This morning LLO reported that their SEI nodes would crash when reloaded. Since we just had a big earthquake, we had time to test. I tried random nodes for the most part:
| ISI_HAM4 | OK |
| HPI_HAM4 | OK |
| SEI_HAM4 | OK |
| ISI_ETMY_ST1 | Crash |
| ISI_ETMY_ST2 | Crash |
| HPI_ETMY | Crash |
| SEI_ETMY | OK |
| ISI_HAM3 | Crash |
| HPI_HAM3 | Crash |
The chamber managers seemed to be okay, but the ISIs and HPIs would most likely crash. The crashes were all because of a 20sec watchdog timeout. Doing a guardctrl restart would bring the nodes back without issue.
It's odd that we are just seeing this now, Jim has reloaded ISI_ETMX_ST2 a few times and not had an issue.
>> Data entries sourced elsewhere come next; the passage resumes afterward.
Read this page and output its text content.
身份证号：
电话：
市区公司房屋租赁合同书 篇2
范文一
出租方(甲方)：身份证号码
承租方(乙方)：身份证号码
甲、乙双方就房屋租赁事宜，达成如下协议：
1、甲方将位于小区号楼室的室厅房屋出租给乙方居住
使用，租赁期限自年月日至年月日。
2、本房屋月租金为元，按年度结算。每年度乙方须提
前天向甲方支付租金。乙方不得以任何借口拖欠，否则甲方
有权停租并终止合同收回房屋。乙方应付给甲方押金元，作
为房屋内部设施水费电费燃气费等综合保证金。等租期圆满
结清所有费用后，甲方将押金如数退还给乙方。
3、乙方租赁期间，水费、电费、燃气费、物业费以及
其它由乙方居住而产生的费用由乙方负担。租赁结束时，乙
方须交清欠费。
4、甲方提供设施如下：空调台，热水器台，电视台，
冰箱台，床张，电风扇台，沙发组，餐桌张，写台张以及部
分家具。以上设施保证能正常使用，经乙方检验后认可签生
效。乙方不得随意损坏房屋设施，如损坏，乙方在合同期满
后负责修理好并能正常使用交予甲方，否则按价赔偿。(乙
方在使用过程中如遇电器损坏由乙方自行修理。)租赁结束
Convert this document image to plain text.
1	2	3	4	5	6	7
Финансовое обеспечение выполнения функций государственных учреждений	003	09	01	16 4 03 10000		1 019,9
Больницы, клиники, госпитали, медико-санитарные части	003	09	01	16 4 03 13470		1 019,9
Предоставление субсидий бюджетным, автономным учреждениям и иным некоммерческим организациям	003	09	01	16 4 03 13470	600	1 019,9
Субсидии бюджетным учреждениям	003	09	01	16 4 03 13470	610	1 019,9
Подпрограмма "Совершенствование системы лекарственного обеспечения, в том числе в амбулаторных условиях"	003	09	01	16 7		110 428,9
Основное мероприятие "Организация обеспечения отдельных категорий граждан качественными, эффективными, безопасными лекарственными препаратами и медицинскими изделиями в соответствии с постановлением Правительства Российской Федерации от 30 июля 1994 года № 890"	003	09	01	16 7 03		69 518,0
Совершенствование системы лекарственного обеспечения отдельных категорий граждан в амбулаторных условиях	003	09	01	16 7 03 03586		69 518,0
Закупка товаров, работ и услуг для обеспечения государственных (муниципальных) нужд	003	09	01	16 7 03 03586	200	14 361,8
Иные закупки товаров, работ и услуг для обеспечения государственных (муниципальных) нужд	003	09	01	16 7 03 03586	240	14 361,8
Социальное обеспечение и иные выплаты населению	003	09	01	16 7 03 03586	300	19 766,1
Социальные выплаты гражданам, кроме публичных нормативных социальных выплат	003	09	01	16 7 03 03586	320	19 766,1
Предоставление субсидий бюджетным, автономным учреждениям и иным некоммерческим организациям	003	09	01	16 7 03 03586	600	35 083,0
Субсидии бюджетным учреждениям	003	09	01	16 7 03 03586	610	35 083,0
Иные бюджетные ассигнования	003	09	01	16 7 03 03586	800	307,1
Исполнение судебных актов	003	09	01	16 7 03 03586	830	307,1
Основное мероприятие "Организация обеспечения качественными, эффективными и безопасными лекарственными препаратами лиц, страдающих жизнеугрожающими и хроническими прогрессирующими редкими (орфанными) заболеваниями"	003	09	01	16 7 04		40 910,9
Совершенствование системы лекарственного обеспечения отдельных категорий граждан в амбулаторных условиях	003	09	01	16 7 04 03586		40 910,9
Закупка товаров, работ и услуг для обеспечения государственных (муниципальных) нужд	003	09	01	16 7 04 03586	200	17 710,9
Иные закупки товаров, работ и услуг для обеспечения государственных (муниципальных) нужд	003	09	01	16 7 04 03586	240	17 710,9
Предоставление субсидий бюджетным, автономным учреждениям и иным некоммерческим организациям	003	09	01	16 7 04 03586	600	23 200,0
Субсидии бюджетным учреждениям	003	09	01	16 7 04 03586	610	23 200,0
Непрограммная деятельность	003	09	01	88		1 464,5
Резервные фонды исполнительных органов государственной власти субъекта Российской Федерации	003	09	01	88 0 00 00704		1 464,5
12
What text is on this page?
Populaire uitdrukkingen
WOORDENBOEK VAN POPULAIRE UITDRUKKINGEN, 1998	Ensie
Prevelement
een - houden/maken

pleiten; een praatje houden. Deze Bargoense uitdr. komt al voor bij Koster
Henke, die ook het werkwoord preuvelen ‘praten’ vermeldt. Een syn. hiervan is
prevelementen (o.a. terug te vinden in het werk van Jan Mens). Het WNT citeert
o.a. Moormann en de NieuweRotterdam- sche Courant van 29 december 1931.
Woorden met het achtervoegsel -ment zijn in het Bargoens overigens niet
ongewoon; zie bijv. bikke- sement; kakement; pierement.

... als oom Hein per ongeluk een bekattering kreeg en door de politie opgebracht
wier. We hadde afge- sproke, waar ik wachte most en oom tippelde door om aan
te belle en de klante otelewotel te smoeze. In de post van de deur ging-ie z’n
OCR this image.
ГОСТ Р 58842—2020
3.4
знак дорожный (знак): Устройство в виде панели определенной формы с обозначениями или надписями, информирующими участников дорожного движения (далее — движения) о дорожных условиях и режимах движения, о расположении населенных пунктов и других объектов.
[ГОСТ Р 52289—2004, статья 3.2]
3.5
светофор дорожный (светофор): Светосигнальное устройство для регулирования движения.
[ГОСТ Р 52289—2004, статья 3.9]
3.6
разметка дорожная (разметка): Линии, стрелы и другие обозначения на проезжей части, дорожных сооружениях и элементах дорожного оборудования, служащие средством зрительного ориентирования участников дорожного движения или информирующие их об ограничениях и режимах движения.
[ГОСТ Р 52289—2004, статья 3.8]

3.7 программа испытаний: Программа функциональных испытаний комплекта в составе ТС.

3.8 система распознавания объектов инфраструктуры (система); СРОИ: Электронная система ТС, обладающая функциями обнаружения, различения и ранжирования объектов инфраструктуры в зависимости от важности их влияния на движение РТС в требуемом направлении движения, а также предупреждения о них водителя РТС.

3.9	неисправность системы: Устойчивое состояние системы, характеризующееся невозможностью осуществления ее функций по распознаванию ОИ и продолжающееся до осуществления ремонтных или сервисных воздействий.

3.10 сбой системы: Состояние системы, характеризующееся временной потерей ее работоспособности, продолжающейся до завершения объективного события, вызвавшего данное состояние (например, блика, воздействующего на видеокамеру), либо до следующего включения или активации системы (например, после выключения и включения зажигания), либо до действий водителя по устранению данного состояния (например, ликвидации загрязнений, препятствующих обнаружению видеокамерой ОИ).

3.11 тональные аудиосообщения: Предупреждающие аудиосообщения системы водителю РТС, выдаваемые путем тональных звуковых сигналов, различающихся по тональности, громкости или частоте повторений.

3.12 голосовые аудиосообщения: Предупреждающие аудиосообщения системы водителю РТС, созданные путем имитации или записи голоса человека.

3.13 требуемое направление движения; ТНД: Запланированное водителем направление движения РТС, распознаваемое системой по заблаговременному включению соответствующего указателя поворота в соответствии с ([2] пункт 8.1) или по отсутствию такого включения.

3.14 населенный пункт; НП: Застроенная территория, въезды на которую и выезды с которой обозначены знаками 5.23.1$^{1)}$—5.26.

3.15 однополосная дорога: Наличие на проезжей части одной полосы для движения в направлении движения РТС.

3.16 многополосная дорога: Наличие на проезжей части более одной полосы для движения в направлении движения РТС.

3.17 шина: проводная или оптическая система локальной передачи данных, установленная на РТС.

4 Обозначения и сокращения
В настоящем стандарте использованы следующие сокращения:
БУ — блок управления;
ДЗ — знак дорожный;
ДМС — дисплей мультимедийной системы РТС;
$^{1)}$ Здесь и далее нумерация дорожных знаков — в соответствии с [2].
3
There are a few other nodes listed above that crashed today, but have been reloaded since the new Guardian update as well. This could just be because they got lucky and finished whatever they needed to just before the timeout.
Attached a small bit of the log.
We are seeing the same problem at LLO LLO log 40575. Arnaud created a local FRS issue on this FRS 11410, but should be turned into an Integration Issue
When this was reported at LLO I suspected that this was a systemd watchdog timeout issue. Thank you for confirming, TJ. The work-around fix is trivial.
A relevant question though is why are the nodes taking so long to reload that they're tripping the timeout watchdog. The two "intensive" parts of the reload are reading all the code files from USERAPPS, and then committing them to the node archive. Both of those things involve NFS read/write. Could there be an issue with the NFS mount, either in general or specifically on h1guardian1?